At the front entrance of the building, two large men wearing black bomber jackets with pistols underneath kept watch of the large iron gate that separated them from the road outside. Since that morning, everyone within the Doyle crew had been put on red alert. Billy Doyle had called in favors from the Eastern European boys, and they’d given him fifty men to help guard the three studios in and around London, as well as the many brothels dotted all around the city. In Barking, the two large Polish men guarding the place were more worried with their residency status after Brexit than anyone attacking the studio. To them, it made much more sense to attack one of the brothels. There was a lot of cash on the premises for one thing, and it would scare all the future punters away for another. The studios had nothing except the staff, equipment, and porn actors. It was legit too, so they could involve the police. At the brothels, they’d be forced to keep it as quiet as they could.

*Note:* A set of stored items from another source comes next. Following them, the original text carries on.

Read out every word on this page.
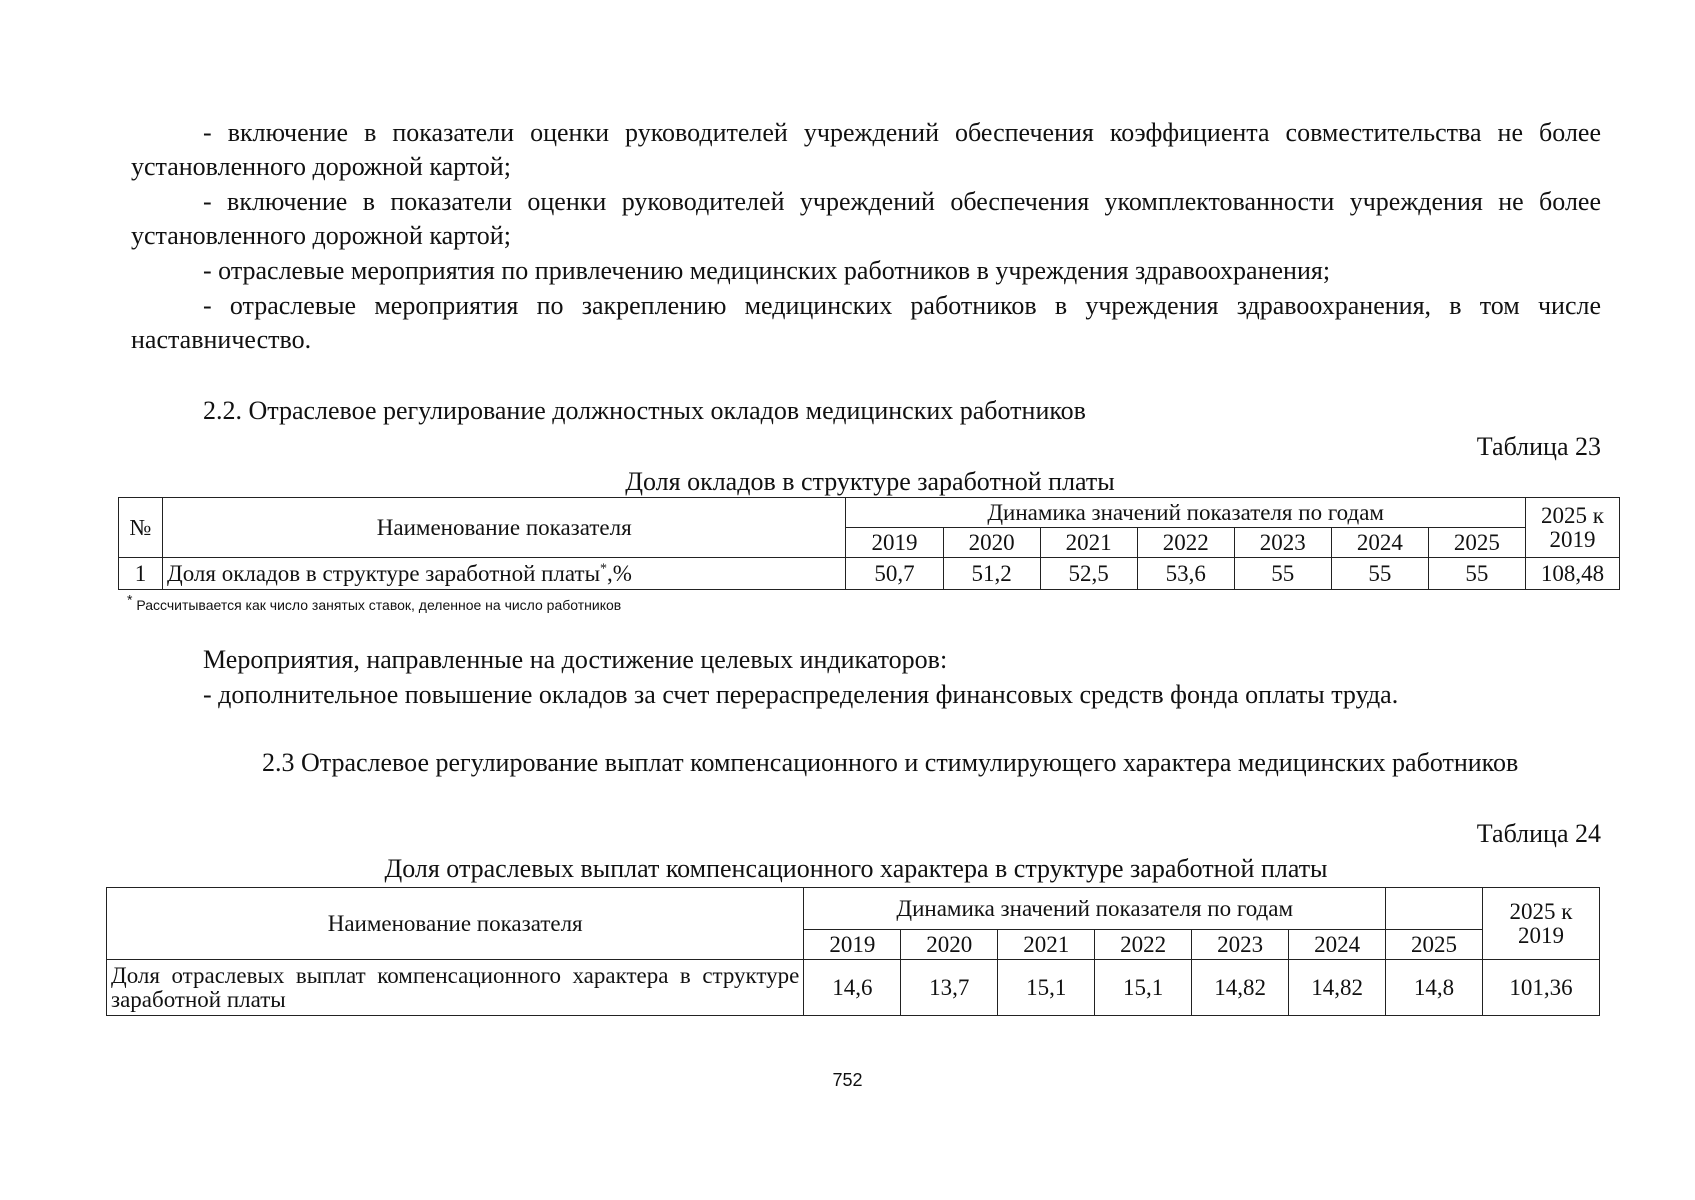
- включение в показатели оценки руководителей учреждений обеспечения коэффициента совместительства не более установленного дорожной картой;

- включение в показатели оценки руководителей учреждений обеспечения укомплектованности учреждения не более установленного дорожной картой;

- отраслевые мероприятия по привлечению медицинских работников в учреждения здравоохранения;

- отраслевые мероприятия по закреплению медицинских работников в учреждения здравоохранения, в том числе наставничество.

2.2. Отраслевое регулирование должностных окладов медицинских работников

Таблица 23

Доля окладов в структуре заработной платы

№	Наименование показателя	Динамика значений показателя по годам							2025 к
2019
		2019	2020	2021	2022	2023	2024	2025	
1	Доля окладов в структуре заработной платы*,%	50,7	51,2	52,5	53,6	55	55	55	108,48

* Рассчитывается как число занятых ставок, деленное на число работников

Мероприятия, направленные на достижение целевых индикаторов:

- дополнительное повышение окладов за счет перераспределения финансовых средств фонда оплаты труда.

2.3 Отраслевое регулирование выплат компенсационного и стимулирующего характера медицинских работников

Таблица 24

Доля отраслевых выплат компенсационного характера в структуре заработной платы

Наименование показателя	Динамика значений показателя по годам							2025 к
2019
	2019	2020	2021	2022	2023	2024	2025	
Доля отраслевых выплат компенсационного характера в структуре заработной платы	14,6	13,7	15,1	15,1	14,82	14,82	14,8	101,36

752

No, all the cover was at the brothels where it should be.
Only one problem with that. The Doyles didn’t reckon on Jacob Earle’s understanding of the word “statement.” Earle wanted to make a statement. One that would carry far and wide. He wanted to show the world his war. And that is why, as those two men chatted about whether they should apply for UK passports for their children, the front gate came smashing in, and before they could even jump back and get their guns out, a huge truck smashed both men into the front
of the building, the cab burying itself into the brickwork, the whole place shuddering.
Inside, everyone jumped as the crash ricocheted through the walls, sending dust racing in and choking the place up. Panic ensued and the sex stopped. People watching at home heard the bang and saw the actors’ reactions. Then they saw the pandemonium.

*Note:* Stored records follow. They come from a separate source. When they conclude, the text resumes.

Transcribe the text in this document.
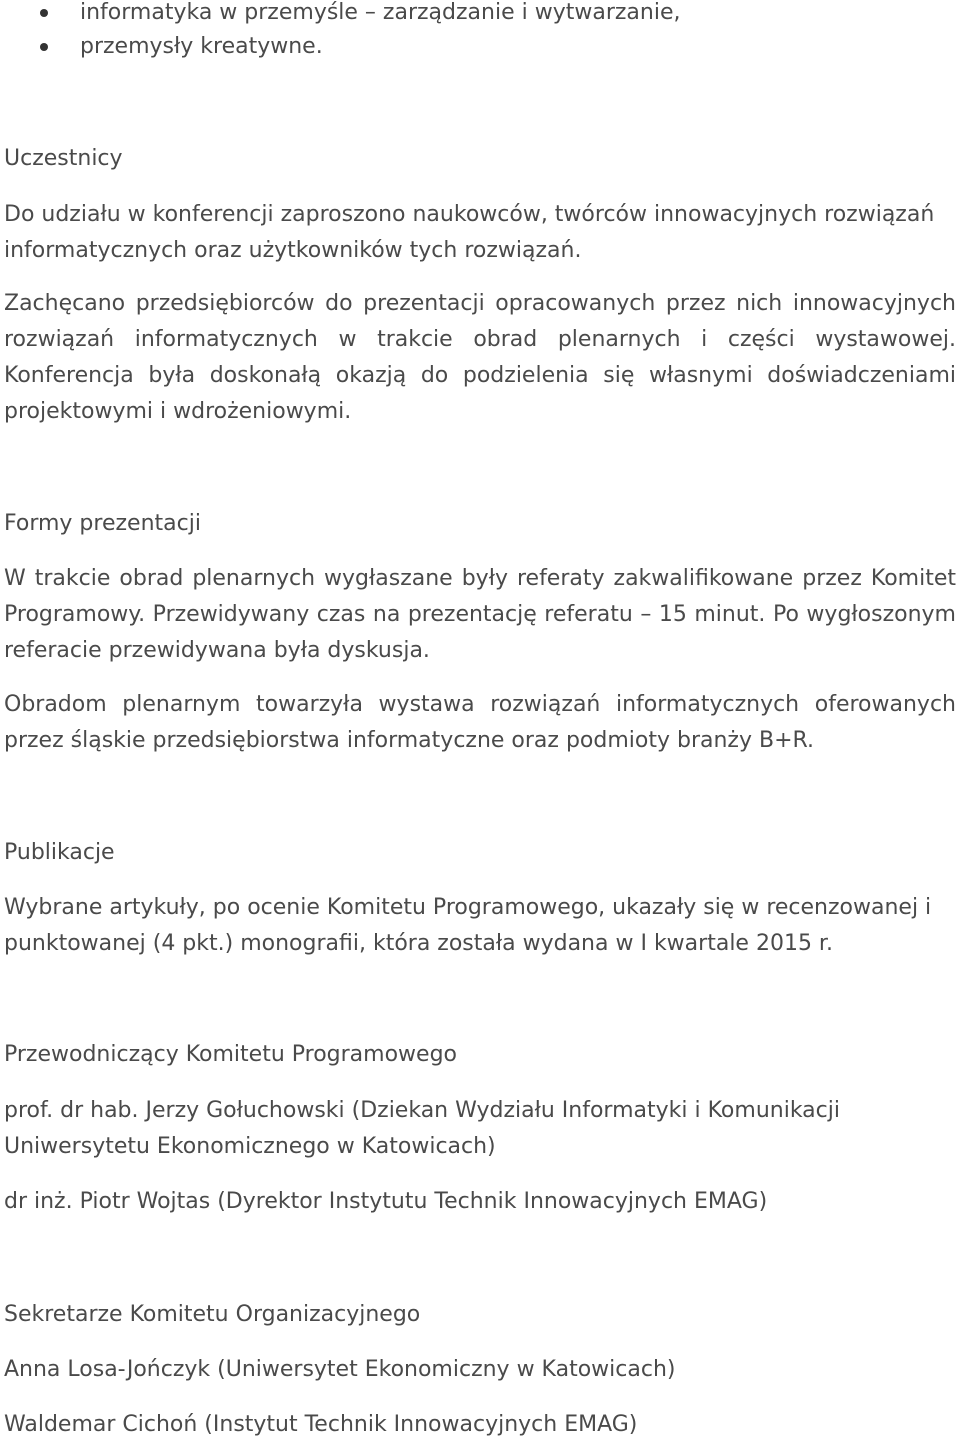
informatyka w przemyśle – zarządzanie i wytwarzanie,
przemysły kreatywne.
Uczestnicy

Do udziału w konferencji zaproszono naukowców, twórców innowacyjnych rozwiązań informatycznych oraz użytkowników tych rozwiązań.

Zachęcano przedsiębiorców do prezentacji opracowanych przez nich innowacyjnych rozwiązań informatycznych w trakcie obrad plenarnych i części wystawowej. Konferencja była doskonałą okazją do podzielenia się własnymi doświadczeniami projektowymi i wdrożeniowymi.

Formy prezentacji

W trakcie obrad plenarnych wygłaszane były referaty zakwalifikowane przez Komitet Programowy. Przewidywany czas na prezentację referatu – 15 minut. Po wygłoszonym referacie przewidywana była dyskusja.

Obradom plenarnym towarzyła wystawa rozwiązań informatycznych oferowanych przez śląskie przedsiębiorstwa informatyczne oraz podmioty branży B+R.

Publikacje

Wybrane artykuły, po ocenie Komitetu Programowego, ukazały się w recenzowanej i punktowanej (4 pkt.) monografii, która została wydana w I kwartale 2015 r.

Przewodniczący Komitetu Programowego

prof. dr hab. Jerzy Gołuchowski (Dziekan Wydziału Informatyki i Komunikacji Uniwersytetu Ekonomicznego w Katowicach)

dr inż. Piotr Wojtas (Dyrektor Instytutu Technik Innowacyjnych EMAG)

Sekretarze Komitetu Organizacyjnego

Anna Losa-Jończyk (Uniwersytet Ekonomiczny w Katowicach)

Waldemar Cichoń (Instytut Technik Innowacyjnych EMAG)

Out of a container hooked to the back of the truck, many masked men spilled out the doors and landed heavily upon the asphalt. They marched like big black ants in through the smashed gate. Some technicians, who came to see what was up, flooded out of a door to the side of the main one—which was now covered in truck—and were the first to be gunned down in a hail of bullets. The ants marched over their bodies and up the steps to the door, into the building, more blasts aimed at the fleeing bodies running all around the corridors. They moved along. At each new door, they separated and flooded into the rooms, killing everyone they came across.
At home, the voyeurs watched the mayhem live, switching cameras to the different rooms, not caring about the extra cost for this service, their macabre desires being fulfilled just like the Sensual Sin slogan had promised. They watched as some of the people attempted to barricade themselves in rooms, only to be met with grenade explosions. Then the flash of gunshots in the midst of smoke. The voyeurs didn’t switch off—just as Earle had expected—and gleefully watched as the same girl they were lustfully watching please herself only moments ago was shot in the face right in front of the screen.

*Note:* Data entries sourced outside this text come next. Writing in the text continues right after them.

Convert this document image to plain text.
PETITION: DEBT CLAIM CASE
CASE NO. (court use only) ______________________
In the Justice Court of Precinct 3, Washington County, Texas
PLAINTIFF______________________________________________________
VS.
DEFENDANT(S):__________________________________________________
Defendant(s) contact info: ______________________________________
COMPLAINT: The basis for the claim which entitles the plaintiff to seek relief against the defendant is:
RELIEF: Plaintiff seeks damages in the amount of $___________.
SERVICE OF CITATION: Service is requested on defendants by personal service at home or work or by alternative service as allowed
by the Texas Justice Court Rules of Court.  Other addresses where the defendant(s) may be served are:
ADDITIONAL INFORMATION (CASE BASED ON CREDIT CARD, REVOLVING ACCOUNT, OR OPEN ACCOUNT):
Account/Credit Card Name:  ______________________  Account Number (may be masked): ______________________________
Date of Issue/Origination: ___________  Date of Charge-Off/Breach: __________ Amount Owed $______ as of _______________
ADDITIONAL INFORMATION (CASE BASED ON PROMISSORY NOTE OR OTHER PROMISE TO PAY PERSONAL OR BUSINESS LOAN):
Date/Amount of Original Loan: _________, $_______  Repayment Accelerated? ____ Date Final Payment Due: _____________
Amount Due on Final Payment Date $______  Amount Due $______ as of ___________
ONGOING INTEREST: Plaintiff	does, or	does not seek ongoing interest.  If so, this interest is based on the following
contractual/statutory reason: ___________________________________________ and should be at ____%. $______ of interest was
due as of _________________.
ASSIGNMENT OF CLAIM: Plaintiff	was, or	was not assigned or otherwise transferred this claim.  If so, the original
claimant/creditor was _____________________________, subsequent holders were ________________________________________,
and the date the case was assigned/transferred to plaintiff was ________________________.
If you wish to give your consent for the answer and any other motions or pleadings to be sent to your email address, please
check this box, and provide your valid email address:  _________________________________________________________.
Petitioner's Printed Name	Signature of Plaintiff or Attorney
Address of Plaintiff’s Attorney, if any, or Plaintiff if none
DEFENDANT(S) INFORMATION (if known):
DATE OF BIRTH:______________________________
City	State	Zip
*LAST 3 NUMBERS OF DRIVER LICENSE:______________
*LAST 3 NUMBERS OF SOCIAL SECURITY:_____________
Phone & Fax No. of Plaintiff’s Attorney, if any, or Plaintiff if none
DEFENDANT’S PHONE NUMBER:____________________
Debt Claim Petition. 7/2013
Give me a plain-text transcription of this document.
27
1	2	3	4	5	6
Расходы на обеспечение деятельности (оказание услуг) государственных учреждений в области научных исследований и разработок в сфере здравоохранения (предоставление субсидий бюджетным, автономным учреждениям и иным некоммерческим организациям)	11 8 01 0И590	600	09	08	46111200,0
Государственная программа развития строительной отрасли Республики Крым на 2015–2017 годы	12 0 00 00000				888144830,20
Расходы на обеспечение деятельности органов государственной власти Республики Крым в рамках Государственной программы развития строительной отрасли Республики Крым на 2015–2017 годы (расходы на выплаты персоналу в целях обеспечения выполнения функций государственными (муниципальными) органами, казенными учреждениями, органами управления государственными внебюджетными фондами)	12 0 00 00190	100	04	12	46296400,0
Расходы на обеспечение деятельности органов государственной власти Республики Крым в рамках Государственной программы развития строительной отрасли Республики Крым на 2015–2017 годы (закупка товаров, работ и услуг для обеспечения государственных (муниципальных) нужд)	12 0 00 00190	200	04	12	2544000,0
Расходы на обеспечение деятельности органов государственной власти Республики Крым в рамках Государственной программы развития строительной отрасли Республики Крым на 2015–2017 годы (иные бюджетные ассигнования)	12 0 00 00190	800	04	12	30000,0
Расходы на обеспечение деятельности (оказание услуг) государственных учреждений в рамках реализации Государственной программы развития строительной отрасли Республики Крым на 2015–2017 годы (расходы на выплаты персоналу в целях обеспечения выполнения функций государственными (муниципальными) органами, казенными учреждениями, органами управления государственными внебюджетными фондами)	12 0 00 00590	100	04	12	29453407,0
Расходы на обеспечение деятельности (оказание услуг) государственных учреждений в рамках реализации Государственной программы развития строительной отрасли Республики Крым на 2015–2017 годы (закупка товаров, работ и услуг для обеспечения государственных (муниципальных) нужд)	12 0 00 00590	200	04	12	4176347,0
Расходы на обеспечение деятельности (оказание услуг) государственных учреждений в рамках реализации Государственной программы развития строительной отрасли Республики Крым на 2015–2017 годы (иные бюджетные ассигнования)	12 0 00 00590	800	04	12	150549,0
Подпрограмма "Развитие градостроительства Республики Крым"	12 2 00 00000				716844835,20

The building’s tight corridors reverberated with the sounds of screaming and exploding guns. Some people upstairs jumped from the windows and broke their ankles in the process. These were then shot by men patrolling the outside. One girl found her way onto the flat roof and darted across it. In a panic, she was unable to find anywhere to get down safely, and when she saw one of the masked men coming after her, she was compelled by terror to take a run and jump off the roof, trying to make it over the rolling razor wire of the fence and to the pavement on the other side. But her jump wasn’t good enough, and she landed in the bed of wire, becoming instantly caught up, its barbs ripping into her naked flesh. The masked man came to the edge of the roof, took aim, and put her out of her misery.